Greater Transparency, Greater Good
Aside from cost savings, which many other industries have realized by implementing blockchain to trace products through the supply chain, this technology also allows for a higher level of transparency. The virtual ledger created when using blockchain is secure, and allows a material to be seen from one end of the supply chain to the other.
This is particularly important in the jewelry sector, as the mining of precious metals, diamonds, and gemstones presents a range of social and environmental issues, and consumers are becoming increasingly concerned with the impact of their purchases and the story behind their products. More and more of today’s customers want ethically sourced and eco-friendly jewelry; they want transparency and a backstory behind their gemstones, and they want to know that their purchasing habits are supporting good causes.
Traceability Through Blockchain: TrustChain and De Beers
In December of last year, De Beers, which controls approximately 35% of global diamond production, created a new blockchain-based electronic ledger, called Tracr, to trace diamonds from the mine to display cases. Because the corporation owns most of its supply chain, De Beers has had an easy time with compliance to ensure transparency. So far, the company has only used the technology to track larger diamonds, but says it is looking to implement the system for smaller gems as well.
And in April, a jewelry industry group launched TrustChain, a consortium made up of companies from every level in the jewelry supply chain. These companies are using blockchain technology built on IBM’s Hyperledger Fabric to track materials, tracing every step of the way — from the minute a product leaves the ground to the moment it lands in the hands of consumers.

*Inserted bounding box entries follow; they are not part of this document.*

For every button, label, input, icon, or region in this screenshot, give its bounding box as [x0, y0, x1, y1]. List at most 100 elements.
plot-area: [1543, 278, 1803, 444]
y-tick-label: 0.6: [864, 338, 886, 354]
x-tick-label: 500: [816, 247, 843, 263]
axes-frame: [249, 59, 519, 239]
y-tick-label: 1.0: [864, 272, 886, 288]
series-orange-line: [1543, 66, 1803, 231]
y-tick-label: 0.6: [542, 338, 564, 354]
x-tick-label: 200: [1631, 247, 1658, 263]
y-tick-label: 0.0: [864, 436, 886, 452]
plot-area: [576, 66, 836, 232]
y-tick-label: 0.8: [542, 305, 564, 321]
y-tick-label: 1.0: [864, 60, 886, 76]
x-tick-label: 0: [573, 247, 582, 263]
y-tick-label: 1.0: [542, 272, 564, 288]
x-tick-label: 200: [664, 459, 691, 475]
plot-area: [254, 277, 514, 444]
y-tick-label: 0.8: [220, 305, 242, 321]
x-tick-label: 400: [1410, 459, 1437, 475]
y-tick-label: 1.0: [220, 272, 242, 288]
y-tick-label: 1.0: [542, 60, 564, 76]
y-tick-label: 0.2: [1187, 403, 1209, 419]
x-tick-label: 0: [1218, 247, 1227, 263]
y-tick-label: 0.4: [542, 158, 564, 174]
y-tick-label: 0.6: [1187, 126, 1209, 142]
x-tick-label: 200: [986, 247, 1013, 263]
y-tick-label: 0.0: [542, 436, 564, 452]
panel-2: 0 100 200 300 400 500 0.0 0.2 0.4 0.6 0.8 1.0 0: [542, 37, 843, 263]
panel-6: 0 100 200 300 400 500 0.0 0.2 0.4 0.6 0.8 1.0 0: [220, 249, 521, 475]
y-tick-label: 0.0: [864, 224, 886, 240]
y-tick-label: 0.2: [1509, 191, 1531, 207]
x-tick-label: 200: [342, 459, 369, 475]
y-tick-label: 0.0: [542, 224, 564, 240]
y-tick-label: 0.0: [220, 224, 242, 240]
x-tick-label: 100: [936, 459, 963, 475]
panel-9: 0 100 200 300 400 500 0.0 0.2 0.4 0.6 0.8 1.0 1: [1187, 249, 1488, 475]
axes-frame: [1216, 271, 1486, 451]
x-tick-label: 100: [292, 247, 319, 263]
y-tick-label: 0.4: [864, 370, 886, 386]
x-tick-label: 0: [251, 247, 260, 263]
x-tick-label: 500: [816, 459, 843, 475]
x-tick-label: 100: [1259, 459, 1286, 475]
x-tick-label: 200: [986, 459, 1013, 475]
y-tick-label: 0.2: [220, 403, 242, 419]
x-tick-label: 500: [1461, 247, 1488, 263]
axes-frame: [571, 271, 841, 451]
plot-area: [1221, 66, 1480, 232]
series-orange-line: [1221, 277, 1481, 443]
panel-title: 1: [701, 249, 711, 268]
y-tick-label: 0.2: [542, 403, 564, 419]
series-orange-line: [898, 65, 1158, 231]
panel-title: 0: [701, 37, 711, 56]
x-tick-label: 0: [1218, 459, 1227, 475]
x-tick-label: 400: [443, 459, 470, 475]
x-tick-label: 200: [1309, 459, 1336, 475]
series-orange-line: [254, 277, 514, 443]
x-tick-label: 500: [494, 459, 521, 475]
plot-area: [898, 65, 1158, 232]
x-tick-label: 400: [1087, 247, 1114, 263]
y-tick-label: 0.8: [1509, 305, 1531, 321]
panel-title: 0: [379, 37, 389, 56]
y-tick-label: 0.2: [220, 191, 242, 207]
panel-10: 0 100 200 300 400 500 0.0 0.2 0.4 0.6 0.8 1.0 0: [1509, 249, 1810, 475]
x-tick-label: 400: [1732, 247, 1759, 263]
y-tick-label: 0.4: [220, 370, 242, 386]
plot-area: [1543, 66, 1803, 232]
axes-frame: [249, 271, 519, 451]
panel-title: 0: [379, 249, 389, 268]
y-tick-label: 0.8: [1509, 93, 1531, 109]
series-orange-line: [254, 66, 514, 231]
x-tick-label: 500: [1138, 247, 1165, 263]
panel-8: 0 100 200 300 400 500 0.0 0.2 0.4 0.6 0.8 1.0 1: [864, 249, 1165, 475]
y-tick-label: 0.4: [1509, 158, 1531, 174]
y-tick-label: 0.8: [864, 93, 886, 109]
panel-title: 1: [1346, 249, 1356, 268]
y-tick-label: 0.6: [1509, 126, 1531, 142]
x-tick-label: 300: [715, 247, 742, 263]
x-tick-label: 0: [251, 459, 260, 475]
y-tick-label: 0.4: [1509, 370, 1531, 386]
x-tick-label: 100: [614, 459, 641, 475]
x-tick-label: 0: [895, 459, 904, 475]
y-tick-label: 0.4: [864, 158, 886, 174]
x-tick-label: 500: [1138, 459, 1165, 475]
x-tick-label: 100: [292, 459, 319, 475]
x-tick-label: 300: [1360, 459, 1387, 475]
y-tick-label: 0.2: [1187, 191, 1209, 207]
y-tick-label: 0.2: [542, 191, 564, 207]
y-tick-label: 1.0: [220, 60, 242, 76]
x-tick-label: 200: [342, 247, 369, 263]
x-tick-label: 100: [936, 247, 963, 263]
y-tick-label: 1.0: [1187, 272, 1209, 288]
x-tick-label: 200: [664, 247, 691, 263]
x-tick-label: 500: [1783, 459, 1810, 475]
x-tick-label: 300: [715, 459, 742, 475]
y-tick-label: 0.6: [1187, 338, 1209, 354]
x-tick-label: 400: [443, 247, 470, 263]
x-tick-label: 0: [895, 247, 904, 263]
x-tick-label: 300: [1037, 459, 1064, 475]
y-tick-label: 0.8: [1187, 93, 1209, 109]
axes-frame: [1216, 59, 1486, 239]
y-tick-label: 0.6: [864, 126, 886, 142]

Members of the consortium agree to obtain necessary certifications to ensure that their products are sustainable, they agree to follow the procedures laid out with transparency in mind, and they agree to be audited to ensure that their practices and paperwork are up to snuff. The security of the blockchain and the verification benchmarks required by the consortium aim to allow consumers to be certain that any jewelry products purchased are eco-friendly and conflict-free.
By the end of 2018, there should be jewelry in stores that is completely traceable due to TrustChain. The TrustChain consortium is open to any company along the supply chain that’s willing to abide by their rigorous standards.
Blockchain in the Jewelry Industry
As blockchain becomes more and more prevalent throughout various industries, jewelry buyers can look forward to an added bonus — the knowledge that their purchase has done no harm.